Thankfully, although you can’t stop your cat being exposed to mites, you can prevent an infestation developing by:
- Regular anti-parasite treatments. These treatments usually come in the form of spot-ons, and may manage a range of parasites including mites. The best parasite protocol for your cat will depend on you, your cat, your lifestyle and even the season, and your vet can help you decide which regime works best for you. However you choose to manage parasites in your cat, make sure to speak to a vet about the best anti-parasitics on offer, as many over the counter treatments have poor efficacy.
- Considering all pets. As mites can often be transmitted between species, it is important to consider parasite protection for all the pets in the household.
- Monitoring. If you see any changes in your cat’s hair coat, skin or behaviour, always get them checked over by a vet who will be able to help control any mite infestation.
- Grooming. Regular grooming, especially of long-haired cats, can help identify any changes in your cat’s skin early, which will help with effective and rapid treatment.
If you think your cat might have a mite infection, the best thing to do is to go to your vet. They can do a full physical examination, and check your cat over from nose to tail! If there is a risk your cat may have mites, your vet will prescribe a treatment suitable for your pet, which should eliminate the mites. They can also help you plan a parasite prevention plan going forward too, to make sure your cat stays protected.
If there is any doubt, your vet may recommend skin tests.

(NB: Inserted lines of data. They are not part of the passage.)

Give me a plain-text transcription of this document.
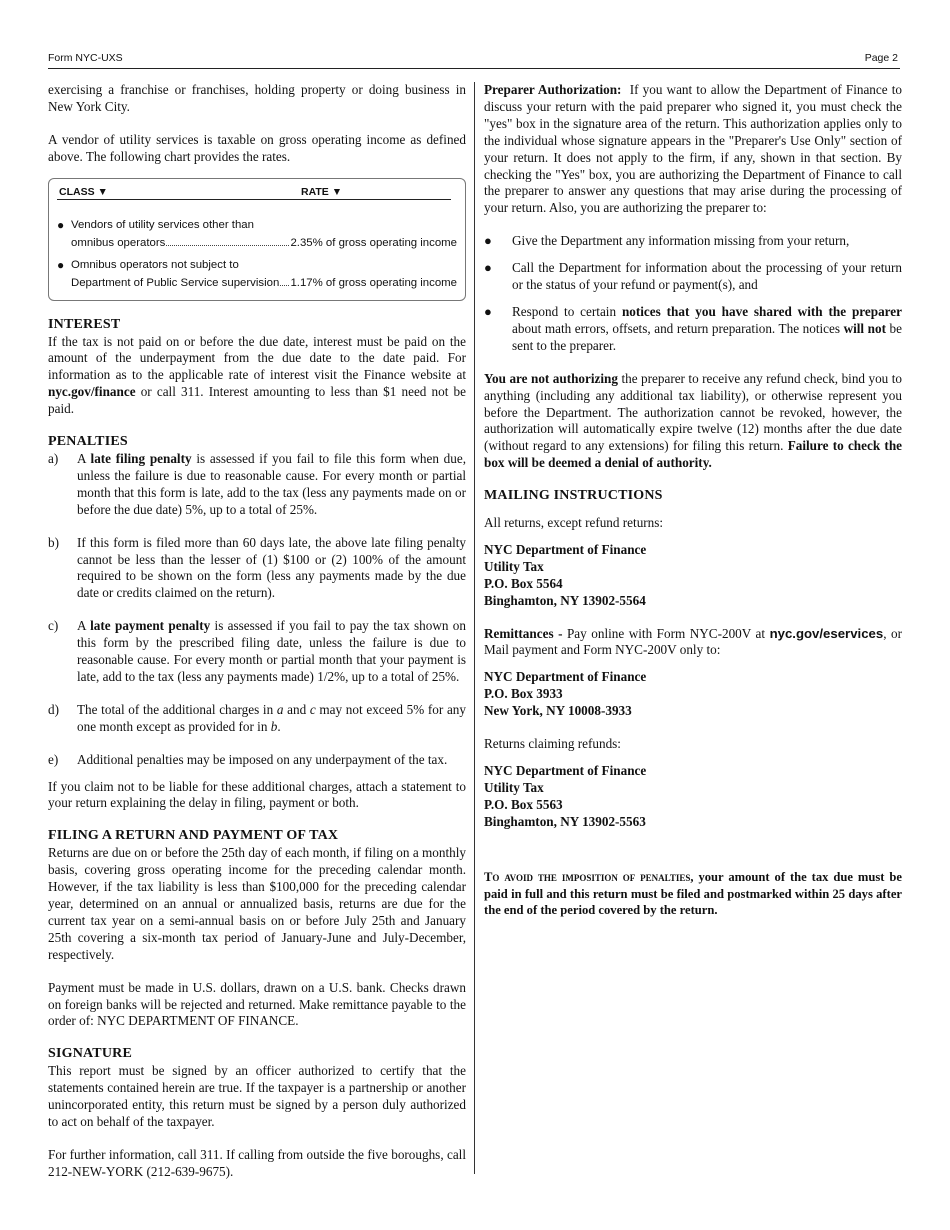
Form NYC-UXS	Page 2

exercising a franchise or franchises, holding property or doing business in New York City.

A vendor of utility services is taxable on gross operating income as defined above. The following chart provides the rates.

CLASS ▼	RATE ▼
● Vendors of utility services other than
omnibus operators	2.35% of gross operating income
● Omnibus operators not subject to
Department of Public Service supervision 1.17% of gross operating income
INTEREST

If the tax is not paid on or before the due date, interest must be paid on the amount of the underpayment from the due date to the date paid. For information as to the applicable rate of interest visit the Finance website at nyc.gov/finance or call 311. Interest amounting to less than $1 need not be paid.

PENALTIES
a)	A late filing penalty is assessed if you fail to file this form when due, unless the failure is due to reasonable cause. For every month or partial month that this form is late, add to the tax (less any payments made on or before the due date) 5%, up to a total of 25%.
b)	If this form is filed more than 60 days late, the above late filing penalty cannot be less than the lesser of (1) $100 or (2) 100% of the amount required to be shown on the form (less any payments made by the due date or credits claimed on the return).
c)	A late payment penalty is assessed if you fail to pay the tax shown on this form by the prescribed filing date, unless the failure is due to reasonable cause. For every month or partial month that your payment is late, add to the tax (less any payments made) 1/2%, up to a total of 25%.
d)	The total of the additional charges in a and c may not exceed 5% for any one month except as provided for in b.
e)	Additional penalties may be imposed on any underpayment of the tax.

If you claim not to be liable for these additional charges, attach a statement to your return explaining the delay in filing, payment or both.

FILING A RETURN AND PAYMENT OF TAX

Returns are due on or before the 25th day of each month, if filing on a monthly basis, covering gross operating income for the preceding calendar month. However, if the tax liability is less than $100,000 for the preceding calendar year, determined on an annual or annualized basis, returns are due for the current tax year on a semi-annual basis on or before July 25th and January 25th covering a six-month tax period of January-June and July-December, respectively.

Payment must be made in U.S. dollars, drawn on a U.S. bank. Checks drawn on foreign banks will be rejected and returned. Make remittance payable to the order of: NYC DEPARTMENT OF FINANCE.

SIGNATURE

This report must be signed by an officer authorized to certify that the statements contained herein are true. If the taxpayer is a partnership or another unincorporated entity, this return must be signed by a person duly authorized to act on behalf of the taxpayer.

For further information, call 311. If calling from outside the five boroughs, call 212-NEW-YORK (212-639-9675).

Preparer Authorization: If you want to allow the Department of Finance to discuss your return with the paid preparer who signed it, you must check the "yes" box in the signature area of the return. This authorization applies only to the individual whose signature appears in the "Preparer's Use Only" section of your return. It does not apply to the firm, if any, shown in that section. By checking the "Yes" box, you are authorizing the Department of Finance to call the preparer to answer any questions that may arise during the processing of your return. Also, you are authorizing the preparer to:

●	Give the Department any information missing from your return,
●	Call the Department for information about the processing of your return or the status of your refund or payment(s), and
●	Respond to certain notices that you have shared with the preparer about math errors, offsets, and return preparation. The notices will not be sent to the preparer.

You are not authorizing the preparer to receive any refund check, bind you to anything (including any additional tax liability), or otherwise represent you before the Department. The authorization cannot be revoked, however, the authorization will automatically expire twelve (12) months after the due date (without regard to any extensions) for filing this return. Failure to check the box will be deemed a denial of authority.

MAILING INSTRUCTIONS

All returns, except refund returns:

NYC Department of Finance
Utility Tax
P.O. Box 5564
Binghamton, NY 13902-5564

Remittances - Pay online with Form NYC-200V at nyc.gov/eservices, or Mail payment and Form NYC-200V only to:

NYC Department of Finance
P.O. Box 3933
New York, NY 10008-3933

Returns claiming refunds:

NYC Department of Finance
Utility Tax
P.O. Box 5563
Binghamton, NY 13902-5563

To avoid the imposition of penalties, your amount of the tax due must be paid in full and this return must be filed and postmarked within 25 days after the end of the period covered by the return.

These will look for the mites themselves, which are often invisible or barely visible to the human eye. These tests can include skin scrapes, which involve making a small graze on your cat’s skin – this is necessary to diagnose deep parasites such as demodex, and while a little uncomfortable is an important part of getting the right treatment for your cat.
Sadly, although mites may prefer one species over another, some will also infect humans if they are in close enough contact. The most common of these is the sarcoptic mange mite, which is very contagious, and highly itchy.
If you think you may have been exposed to mites, always contact your doctor for advice.